Pegex is a regular expression (regexp) implementation built on top of LPeg.
The original motivation was to add regular expression search support for the Textadept editor; however the underlying engine is generic.
This module replaces the default text search with one which uses regular expressions.

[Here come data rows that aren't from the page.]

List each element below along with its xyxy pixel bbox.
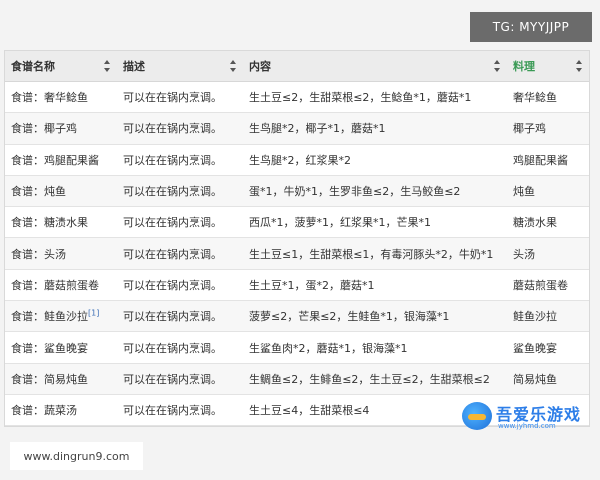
- table-cell: 可以在在锅内烹调。: [117, 206, 243, 239]
- table-cell: 食谱：鸡腿配果酱: [5, 144, 117, 176]
- table-cell: 食谱：蘑菇煎蛋卷: [5, 269, 117, 302]
- sort-icon[interactable]: [104, 60, 111, 72]
- table-cell: 食谱：简易炖鱼: [5, 363, 117, 395]
- table-row: 食谱：炖鱼 可以在在锅内烹调。 蛋*1，牛奶*1，生罗非鱼≤2，生马鲛鱼≤2 炖鱼: [5, 175, 589, 208]
- table-cell: 奢华鲶鱼: [507, 81, 589, 114]
- table-cell: 生土豆*1，蛋*2，蘑菇*1: [243, 269, 507, 302]
- table-cell: 可以在在锅内烹调。: [117, 269, 243, 302]
- table-cell: 生鸟腿*2，椰子*1，蘑菇*1: [243, 112, 507, 145]
- column-header-content[interactable]: 内容: [243, 51, 507, 82]
- table-cell: 食谱：鲑鱼沙拉[1]: [5, 300, 117, 333]
- table-cell: 食谱：炖鱼: [5, 175, 117, 208]
- sort-icon[interactable]: [576, 60, 583, 72]
- table-row: 食谱：糖渍水果 可以在在锅内烹调。 西瓜*1，菠萝*1，红浆果*1，芒果*1 糖渍水果: [5, 206, 589, 239]
- table-cell: 生鲷鱼≤2，生鲱鱼≤2，生土豆≤2，生甜菜根≤2: [243, 363, 507, 395]
- table-cell: 食谱：奢华鲶鱼: [5, 81, 117, 114]
- table-cell: 鸡腿配果酱: [507, 144, 589, 176]
- footer-url[interactable]: www.dingrun9.com: [10, 442, 143, 470]
- logo-icon: [462, 402, 492, 430]
- table-cell: 糖渍水果: [507, 206, 589, 239]
- table-cell: 食谱：鲨鱼晚宴: [5, 331, 117, 364]
- column-header-description[interactable]: 描述: [117, 51, 243, 82]
- table-row: 食谱：鸡腿配果酱 可以在在锅内烹调。 生鸟腿*2，红浆果*2 鸡腿配果酱: [5, 144, 589, 176]
- table-cell: 可以在在锅内烹调。: [117, 300, 243, 333]
- table-cell: 头汤: [507, 237, 589, 270]
- table-cell: 生土豆≤1，生甜菜根≤1，有毒河豚头*2，牛奶*1: [243, 237, 507, 270]
- table-cell: 椰子鸡: [507, 112, 589, 145]
- table-row: 食谱：鲑鱼沙拉[1] 可以在在锅内烹调。 菠萝≤2，芒果≤2，生鲑鱼*1，银海藻*1…: [5, 300, 589, 333]
- table-cell: 可以在在锅内烹调。: [117, 81, 243, 114]
- table-cell: 食谱：糖渍水果: [5, 206, 117, 239]
- table-cell: 蛋*1，牛奶*1，生罗非鱼≤2，生马鲛鱼≤2: [243, 175, 507, 208]
- column-header-dish[interactable]: 料理: [507, 51, 589, 82]
- watermark-url: www.jyhmd.com: [498, 422, 556, 430]
- column-header-recipe-name[interactable]: 食谱名称: [5, 51, 117, 82]
- table-header-row: 食谱名称 描述 内容 料理: [5, 51, 589, 82]
- table-cell: 简易炖鱼: [507, 363, 589, 395]
- tg-badge: TG: MYYJJPP: [470, 12, 592, 42]
- table-cell: 可以在在锅内烹调。: [117, 175, 243, 208]
- table-cell: 可以在在锅内烹调。: [117, 237, 243, 270]
- table-row: 食谱：蘑菇煎蛋卷 可以在在锅内烹调。 生土豆*1，蛋*2，蘑菇*1 蘑菇煎蛋卷: [5, 269, 589, 302]
- table-cell: 可以在在锅内烹调。: [117, 112, 243, 145]
- table-cell: 食谱：蔬菜汤: [5, 394, 117, 427]
- table-row: 食谱：头汤 可以在在锅内烹调。 生土豆≤1，生甜菜根≤1，有毒河豚头*2，牛奶*1 头…: [5, 237, 589, 270]
- table-cell: 可以在在锅内烹调。: [117, 331, 243, 364]
- table-cell: 生鲨鱼肉*2，蘑菇*1，银海藻*1: [243, 331, 507, 364]
- table-cell: 鲑鱼沙拉: [507, 300, 589, 333]
- table-cell: 鲨鱼晚宴: [507, 331, 589, 364]
- table-row: 食谱：简易炖鱼 可以在在锅内烹调。 生鲷鱼≤2，生鲱鱼≤2，生土豆≤2，生甜菜根≤2…: [5, 363, 589, 395]
- table-cell: 食谱：椰子鸡: [5, 112, 117, 145]
- reference-link[interactable]: [1]: [88, 309, 99, 318]
- table-cell: 西瓜*1，菠萝*1，红浆果*1，芒果*1: [243, 206, 507, 239]
- table-row: 食谱：椰子鸡 可以在在锅内烹调。 生鸟腿*2，椰子*1，蘑菇*1 椰子鸡: [5, 112, 589, 145]
- table-cell: 生鸟腿*2，红浆果*2: [243, 144, 507, 176]
- table-row: 食谱：奢华鲶鱼 可以在在锅内烹调。 生土豆≤2，生甜菜根≤2，生鲶鱼*1，蘑菇*1 奢…: [5, 81, 589, 114]
- table-cell: 可以在在锅内烹调。: [117, 394, 243, 427]
- table-cell: 可以在在锅内烹调。: [117, 363, 243, 395]
- recipe-table: 食谱名称 描述 内容 料理 食谱：奢华鲶鱼 可以在在锅内烹调。 生土豆≤2，生甜菜根…: [4, 50, 590, 428]
- table-cell: 生土豆≤2，生甜菜根≤2，生鲶鱼*1，蘑菇*1: [243, 81, 507, 114]
- sort-icon[interactable]: [230, 60, 237, 72]
- sort-icon[interactable]: [494, 60, 501, 72]
- table-cell: 炖鱼: [507, 175, 589, 208]
- table-cell: 菠萝≤2，芒果≤2，生鲑鱼*1，银海藻*1: [243, 300, 507, 333]
- site-watermark: 吾爱乐游戏 www.jyhmd.com: [462, 396, 582, 436]
- table-cell: 可以在在锅内烹调。: [117, 144, 243, 176]
- table-row: 食谱：鲨鱼晚宴 可以在在锅内烹调。 生鲨鱼肉*2，蘑菇*1，银海藻*1 鲨鱼晚宴: [5, 331, 589, 364]
- table-cell: 食谱：头汤: [5, 237, 117, 270]
- table-cell: 蘑菇煎蛋卷: [507, 269, 589, 302]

Currently the full regular expressions are supported (not including eg Perl extensions, though some are planned); this is more than the subset supported natively in Textadept (which eg don't include "|").
Syntax | Matches |
---|---|
. | Any character except newline |
[abA-Z] | The characters a,b, or any capital letter |
\< | Zero-length, matches just before the start of a word |
\> | Zero-length, matches just after the end of a word |
foo|bar | Match foo or bar |
(pat) | Match the same as pat (subgroup) |
(?:pat) | Match the same as pat (subgroup), non-capturing |
x* | Match zero or more x |
x+ | match one or more x |
x? | match zero or one x |
\x | Where x is one of: ()\?*+|. : match the character x |
\w | Any "word" character [a-zA-Z_] |
\W | Any non-"word" character [^a-zA-Z_] |
\d | Any digit character [0-9] |
\D | Any non-digit character [^0-9] |
\s | Any whitespace character [ \t\n\v\r] |
\S | Any non-whitespace character [^ \\t\\n\\v\\r] |
\1 ... \9 | Back reference to Nth (subgroup) |
To install Pegex standalone, use "luarocks install pegex". Example usage:
local pegex = require('pegex')
pat = pegex.compile('(?:foo|bar)+')
result = pat:match("asdfoo") -- returns { _start=4, _end=6}
result = pat:match("asdf") -- returns nil (not found)
See the tests for examples using captures and backreferences.
To use with Textadept to replace the default search method:
Add the ta-regex directory to ~/.textadept/modules/
Add the following line to ~/.textadept/init.lua
local ta_regex = require 'ta-regex'
ta_regex.install()
The module adds a handler for events.FIND to intercept searches. Regular expressions are converted to equivalent LPEG patterns, which are then used for searching the text.
The regex-to-LPEG conversion can be used independently.